6 Responses to “2017 Suzuki RMX450Z–First Riding Impression”
Jimmy Lewis
We updated our comment about the clutch pull being light. We must have felt strong on the first ride. When compared to other bikes it is more of an average effort pull.
Mike
Thanks Jimmy for the review. I’d thought about buying one of these in 2010, but missed out. The RMX sounds like a great bike for a more aggressive rider in more open terrain. I’ve heard it’s tough to keep running just off idle in low-speed sections, with the clutch tough to use. Is this true with the 17? If true, is there some help for that?
Jimmy Lewis
There are some issues when uncorking the bike and we are working through those now. Before we bitch about we’ll work on a solution. Waiting for a JD Jetting Tuner to add some fuel in the lean spots.
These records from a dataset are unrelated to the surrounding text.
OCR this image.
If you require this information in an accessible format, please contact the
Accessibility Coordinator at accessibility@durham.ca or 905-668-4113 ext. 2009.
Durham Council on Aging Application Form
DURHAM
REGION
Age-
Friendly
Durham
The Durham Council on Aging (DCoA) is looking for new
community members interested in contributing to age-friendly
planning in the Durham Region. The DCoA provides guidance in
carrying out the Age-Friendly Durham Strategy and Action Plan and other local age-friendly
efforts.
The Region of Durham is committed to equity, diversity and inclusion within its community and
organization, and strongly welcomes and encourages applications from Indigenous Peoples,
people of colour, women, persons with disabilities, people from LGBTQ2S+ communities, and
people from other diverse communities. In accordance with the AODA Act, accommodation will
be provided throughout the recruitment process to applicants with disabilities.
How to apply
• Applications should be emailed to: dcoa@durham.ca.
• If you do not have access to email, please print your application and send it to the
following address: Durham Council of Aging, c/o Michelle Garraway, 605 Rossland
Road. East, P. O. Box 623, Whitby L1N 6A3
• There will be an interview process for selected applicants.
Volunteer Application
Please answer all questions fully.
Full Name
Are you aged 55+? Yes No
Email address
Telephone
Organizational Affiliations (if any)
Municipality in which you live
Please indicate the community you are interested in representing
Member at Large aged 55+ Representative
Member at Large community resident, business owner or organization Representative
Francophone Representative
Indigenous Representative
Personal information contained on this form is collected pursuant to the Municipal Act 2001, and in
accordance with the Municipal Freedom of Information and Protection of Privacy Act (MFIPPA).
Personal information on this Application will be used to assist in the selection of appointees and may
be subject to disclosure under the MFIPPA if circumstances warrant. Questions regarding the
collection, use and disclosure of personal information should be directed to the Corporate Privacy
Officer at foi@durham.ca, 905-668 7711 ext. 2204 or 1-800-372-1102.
Especially when the muffler in opened up or when temperature is very low.
The 17 is the same bike with a different ECU.
DozensOfUs
Great write up. I’m drooling over this bike man.
Jimmy Lewis
The ECU had a second map from the factory and somehow that violated laws for compliant vehicles.
For competition use the JD Tuner interrupts the signal at the injector and does not have any effect on the ECU. It plays with the injector timing after the ECU.
A KTM XC-W was corked up to meet the standards it needed to. Now KTM only sells an EXC because the standards are not that much different between on-road and off-road for sound and emissions compliant vehicles. A lot of the way a bike is delivered is how the manufacturer decides to comply with the regulation.
I personally feel the regulations are a joke and do not help solve the problem they are trying to fix. They just create more obnoxiously loud bikes or force riders to use other methods to get what they need. Typical, your government trying to solve problems with bureaucracy and forms instead of common scene.
Rich
Fair enough, I look forward to reading about what you guys are able to tuning wise. Also, is it possible or even worth the effort to install a RMZ ECU? If the connector is different a quick trip over to Allied Electronics can fix that. Then it’s just a wire color and correct pinout deal.